また、エング氏はその功績が讃えられ、革新的な基礎研究に贈られるGolden Goose Award(2013年)、過去5年間で最も学術的インパクトのあった論文に与えられるFrontiers in Science Award(2014年)を受賞しました。
残念なことに、国際糖尿病連合(International Diabetes Federation)によると、2021年時点で世界の糖尿病罹患者は5億人超、つまり成人の約10人に1人が罹患しており、その90%以上が2型糖尿病とされています。
2045年までには7億人超まで増加すると予測され、今後もGLP-1受容体作動薬は人類にとって強い味方であり続けるでしょう。
これだけでも現代医療に大きく貢献していることがわかりますが、アメリカドクトカゲの活躍はこれだけでは終わりません。
検出困難であった腫瘍の検査技術も向上
なんと、ラドバウド大学医療センターのボス氏ら研究チームにより、エクセンディン-4を基にインスリノーマをより正確に検出できる新技術が開発されたのです。
インスリノーマとは、インスリンを分泌する膵臓のβ細胞に発生する腫瘍で、多くは良性ですが、インスリンを過剰分泌させるため低血糖を引き起こし、眩暈や意識喪失など様々な症状が現れ、最悪の場合、死に至ることもあります。

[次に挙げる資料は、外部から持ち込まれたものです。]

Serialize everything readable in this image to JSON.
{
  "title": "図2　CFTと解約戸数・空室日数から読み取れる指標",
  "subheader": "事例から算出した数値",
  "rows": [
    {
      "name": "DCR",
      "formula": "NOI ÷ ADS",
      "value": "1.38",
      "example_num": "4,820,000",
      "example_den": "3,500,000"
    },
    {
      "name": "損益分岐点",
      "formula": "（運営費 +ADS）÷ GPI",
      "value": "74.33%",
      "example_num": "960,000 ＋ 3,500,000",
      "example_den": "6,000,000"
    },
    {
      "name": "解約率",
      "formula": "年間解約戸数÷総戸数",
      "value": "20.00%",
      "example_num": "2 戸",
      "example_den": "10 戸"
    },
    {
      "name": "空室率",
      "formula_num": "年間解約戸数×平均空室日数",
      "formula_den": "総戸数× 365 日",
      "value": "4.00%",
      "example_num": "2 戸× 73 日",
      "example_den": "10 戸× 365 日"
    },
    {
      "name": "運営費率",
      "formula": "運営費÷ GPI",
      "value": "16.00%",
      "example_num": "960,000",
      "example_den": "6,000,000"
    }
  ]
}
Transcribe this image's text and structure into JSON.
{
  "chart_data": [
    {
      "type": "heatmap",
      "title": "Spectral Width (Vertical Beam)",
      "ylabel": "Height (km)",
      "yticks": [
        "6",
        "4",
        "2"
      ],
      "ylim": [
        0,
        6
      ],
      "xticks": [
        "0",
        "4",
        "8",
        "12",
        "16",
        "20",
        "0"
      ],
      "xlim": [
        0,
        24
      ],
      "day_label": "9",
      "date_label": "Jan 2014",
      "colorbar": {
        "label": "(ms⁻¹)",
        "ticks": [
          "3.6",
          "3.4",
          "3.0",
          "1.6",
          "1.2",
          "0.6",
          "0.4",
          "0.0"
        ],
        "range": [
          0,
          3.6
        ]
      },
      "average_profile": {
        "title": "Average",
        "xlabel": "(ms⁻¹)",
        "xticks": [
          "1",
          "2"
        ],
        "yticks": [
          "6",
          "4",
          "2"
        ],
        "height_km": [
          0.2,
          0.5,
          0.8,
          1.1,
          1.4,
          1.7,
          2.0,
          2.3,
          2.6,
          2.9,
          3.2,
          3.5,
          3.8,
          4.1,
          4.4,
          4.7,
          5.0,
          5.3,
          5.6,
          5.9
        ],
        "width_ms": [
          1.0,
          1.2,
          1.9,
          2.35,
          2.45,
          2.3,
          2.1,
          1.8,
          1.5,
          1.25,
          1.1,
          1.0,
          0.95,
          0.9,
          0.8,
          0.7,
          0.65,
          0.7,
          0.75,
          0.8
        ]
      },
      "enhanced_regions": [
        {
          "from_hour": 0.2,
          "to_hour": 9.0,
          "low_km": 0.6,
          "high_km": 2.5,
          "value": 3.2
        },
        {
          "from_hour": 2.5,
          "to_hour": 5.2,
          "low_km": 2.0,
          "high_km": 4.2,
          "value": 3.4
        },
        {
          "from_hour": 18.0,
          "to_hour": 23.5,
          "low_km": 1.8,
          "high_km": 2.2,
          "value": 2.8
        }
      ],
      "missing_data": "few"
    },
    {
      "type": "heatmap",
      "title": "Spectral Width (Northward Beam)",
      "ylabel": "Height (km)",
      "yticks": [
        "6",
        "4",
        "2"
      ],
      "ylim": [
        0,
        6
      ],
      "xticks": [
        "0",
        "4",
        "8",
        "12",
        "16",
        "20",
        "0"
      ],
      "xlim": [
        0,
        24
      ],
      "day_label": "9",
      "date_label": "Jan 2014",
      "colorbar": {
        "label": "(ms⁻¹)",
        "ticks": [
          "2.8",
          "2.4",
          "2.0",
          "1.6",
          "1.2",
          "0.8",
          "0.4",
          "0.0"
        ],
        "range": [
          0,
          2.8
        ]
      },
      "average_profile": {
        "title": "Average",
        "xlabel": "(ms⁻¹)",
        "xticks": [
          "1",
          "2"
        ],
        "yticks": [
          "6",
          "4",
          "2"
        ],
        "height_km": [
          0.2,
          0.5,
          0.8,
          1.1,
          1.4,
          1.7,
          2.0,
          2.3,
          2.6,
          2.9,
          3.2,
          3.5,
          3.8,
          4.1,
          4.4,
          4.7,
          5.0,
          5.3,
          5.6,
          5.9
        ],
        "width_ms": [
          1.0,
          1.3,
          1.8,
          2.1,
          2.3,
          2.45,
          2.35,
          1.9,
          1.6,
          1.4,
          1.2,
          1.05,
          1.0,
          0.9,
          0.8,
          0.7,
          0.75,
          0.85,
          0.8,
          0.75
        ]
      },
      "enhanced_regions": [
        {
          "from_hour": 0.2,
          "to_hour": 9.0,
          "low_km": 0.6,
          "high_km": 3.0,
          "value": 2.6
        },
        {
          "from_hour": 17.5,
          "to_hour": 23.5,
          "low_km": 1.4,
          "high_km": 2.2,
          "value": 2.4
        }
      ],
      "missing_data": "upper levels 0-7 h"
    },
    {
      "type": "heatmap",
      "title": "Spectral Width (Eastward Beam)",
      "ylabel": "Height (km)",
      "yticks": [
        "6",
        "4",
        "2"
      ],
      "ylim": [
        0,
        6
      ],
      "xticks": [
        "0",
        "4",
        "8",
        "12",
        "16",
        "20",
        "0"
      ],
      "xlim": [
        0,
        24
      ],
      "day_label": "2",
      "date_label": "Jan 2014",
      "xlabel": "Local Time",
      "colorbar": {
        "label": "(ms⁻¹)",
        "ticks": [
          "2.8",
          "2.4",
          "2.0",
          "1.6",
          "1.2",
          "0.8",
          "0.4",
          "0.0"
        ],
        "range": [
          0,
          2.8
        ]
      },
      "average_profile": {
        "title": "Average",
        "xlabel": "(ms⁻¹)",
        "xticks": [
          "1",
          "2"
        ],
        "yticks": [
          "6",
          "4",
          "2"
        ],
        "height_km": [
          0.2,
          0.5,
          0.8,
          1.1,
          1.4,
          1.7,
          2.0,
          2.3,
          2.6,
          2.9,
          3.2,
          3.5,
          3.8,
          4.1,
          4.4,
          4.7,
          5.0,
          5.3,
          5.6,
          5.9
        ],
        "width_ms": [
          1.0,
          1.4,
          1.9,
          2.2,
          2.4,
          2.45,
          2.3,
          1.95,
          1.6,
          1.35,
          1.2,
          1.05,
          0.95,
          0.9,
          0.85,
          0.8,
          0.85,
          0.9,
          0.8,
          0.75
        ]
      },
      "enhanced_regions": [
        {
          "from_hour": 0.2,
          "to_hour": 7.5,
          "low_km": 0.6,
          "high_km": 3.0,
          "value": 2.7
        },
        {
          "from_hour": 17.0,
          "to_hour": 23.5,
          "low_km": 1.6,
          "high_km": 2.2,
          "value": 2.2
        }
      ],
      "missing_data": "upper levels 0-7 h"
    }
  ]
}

腫瘍の切除が主な治療法ですが、ほとんどが2cm未満と小さく、技術が進歩して高感度であるにも関わらず、CT検査やMRI検査、PET検査などの画像診断では腫瘍の位置を特定しにくいという問題があります。
また、超音波内視鏡(以下、EUS)や選択的動脈内カルシウム注入法という検査技術も使用されますが、体内に器具を挿入するため麻酔が必要など画像診断に比べて患者への負荷が大きかったり、施設によっては設備が整っておらず実施できないといった課題があります。
腫瘍の位置が特定できない場合、従来は腫瘍が見つかるまで膵臓を切除しており、腫瘍の位置によっては患者が膵臓全体を失い、重度の糖尿病に苦しむケースがありました。